In this video, we sit down to discuss workload management. What it is, what tools are available, and the unique features of the YellowDog Workload Manager. 

An Introduction to Workload Management

So, workload management is all about executing a series of jobs or work, on a set of servers. There are workload management tools that can do this, which have the ability to resubmit any work in case of task failures, and also to launch work in selected sequences – e.g. if there are any dependencies on work that has already been completed.

Some of the grids that are launched could have thousands of nodes on them, so it’s really important to have a tool that has a central console for the management of the various workstreams – especially if you are executing multiple workloads simultaneously.

Another thing that you need to consider is monitoring the actual execution itself. In this context, the execution on servers can be broken down into two things:

  1. ‘Compute Farm’ type operations, where there is a loose confederation of machines that are available for workload execution.
  2. Or HPC clusters – High Performance Compute clusters – where you’re looking to combine compute across multiple machines.

Where Are These Servers Located?

There are a number of potential server locations, including:

  • On-premise.
  • In private data centres.
  • In the public cloud.

What Workload Management Tools Are Available?

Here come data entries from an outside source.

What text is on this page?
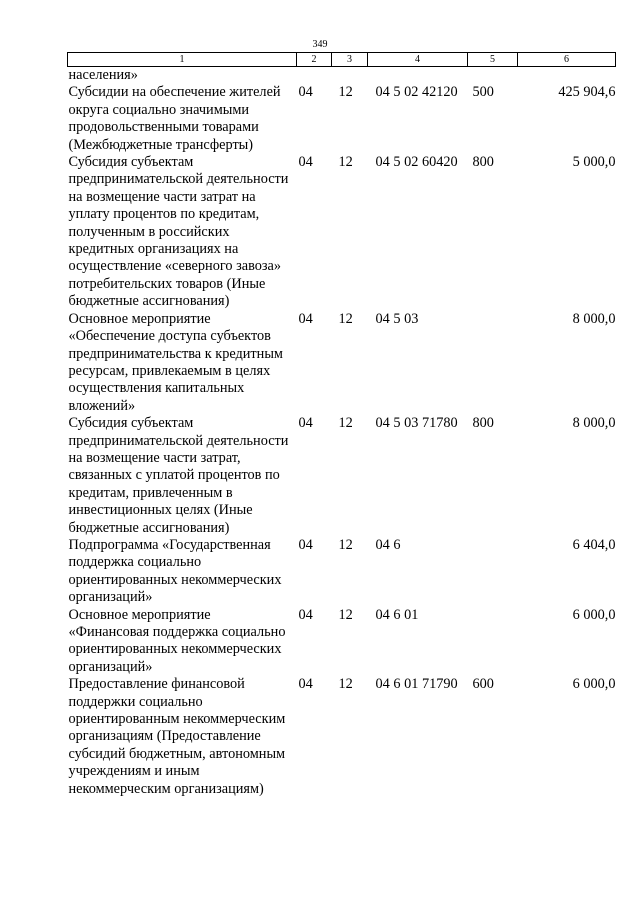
349
1	2	3	4	5	6
населения»					
Субсидии на обеспечение жителей округа социально значимыми продовольственными товарами (Межбюджетные трансферты)	04	12	04 5 02 42120	500	425 904,6
Субсидия субъектам предпринимательской деятельности на возмещение части затрат на уплату процентов по кредитам, полученным в российских кредитных организациях на осуществление «северного завоза» потребительских товаров (Иные бюджетные ассигнования)	04	12	04 5 02 60420	800	5 000,0
Основное мероприятие «Обеспечение доступа субъектов предпринимательства к кредитным ресурсам, привлекаемым в целях осуществления капитальных вложений»	04	12	04 5 03		8 000,0
Субсидия субъектам предпринимательской деятельности на возмещение части затрат, связанных с уплатой процентов по кредитам, привлеченным в инвестиционных целях (Иные бюджетные ассигнования)	04	12	04 5 03 71780	800	8 000,0
Подпрограмма «Государственная поддержка социально ориентированных некоммерческих организаций»	04	12	04 6		6 404,0
Основное мероприятие «Финансовая поддержка социально ориентированных некоммерческих организаций»	04	12	04 6 01		6 000,0
Предоставление финансовой поддержки социально ориентированным некоммерческим организациям (Предоставление субсидий бюджетным, автономным учреждениям и иным некоммерческим организациям)	04	12	04 6 01 71790	600	6 000,0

To give an idea of the workload management tools out there, here is a selection:

  • Sun Grid Engine, which was forked by a company called Univa.
  • IBM LSF and IBM Spectrum Symphony.
  • TIBCO’s DataSynapse.

Alongside these, you also have workload management solutions that come from the cloud providers themselves, for example:

  • AWS Batch.
  • Azure CycleCloud.

There are also some open-source solutions available – in particular, Slurm is very, very popular.

All of the above are great options. Some of them are more attuned to working on-premise and some are more attuned to working in the cloud.

What Makes YellowDog’s Workload Manager Different?

Ultimately, YellowDog’s Workload Manager is cloud native – it has been built to work in the cloud.

One of the key things, when working in the cloud, is recognising that the environment is completely different. For example, when you execute workloads on-premise, your machines tend to be up and running, you have a very stable network, and the grid is available to you when you start.

Whereas in the cloud, you have a different atmosphere, different capabilities and if you’re using things like Spot or pre-emptible machine types, there’s a possibility you might not get them, or they might be taken away when you’re in the middle of executing a workload.

So, one of the things that the YellowDog Workload Manager does is assume failure and handle this automatically by resubmitting jobs. Alongside this, it also asks for more compute, when it’s required.

The other thing the YellowDog Workload Manager does is work across multiple machine types and regions. So, you can have, for example, workloads being executed in servers across the UK, France and Germany, which would be shown as a single cluster to the YellowDog Workload Manager.

In addition to this, the Workload Manager can also combine resources from multiple cloud providers, and again, show this as one cluster.

Finally, the YellowDog Workload Manager, uses what we would call a ‘pull’ model, where the workers contact the Scheduler for work, rather than the other way around. When the workers come up, they alert the Scheduler saying, “Hey, look I’m here, I’m available for work.” And the Scheduler will then push work to it accordingly.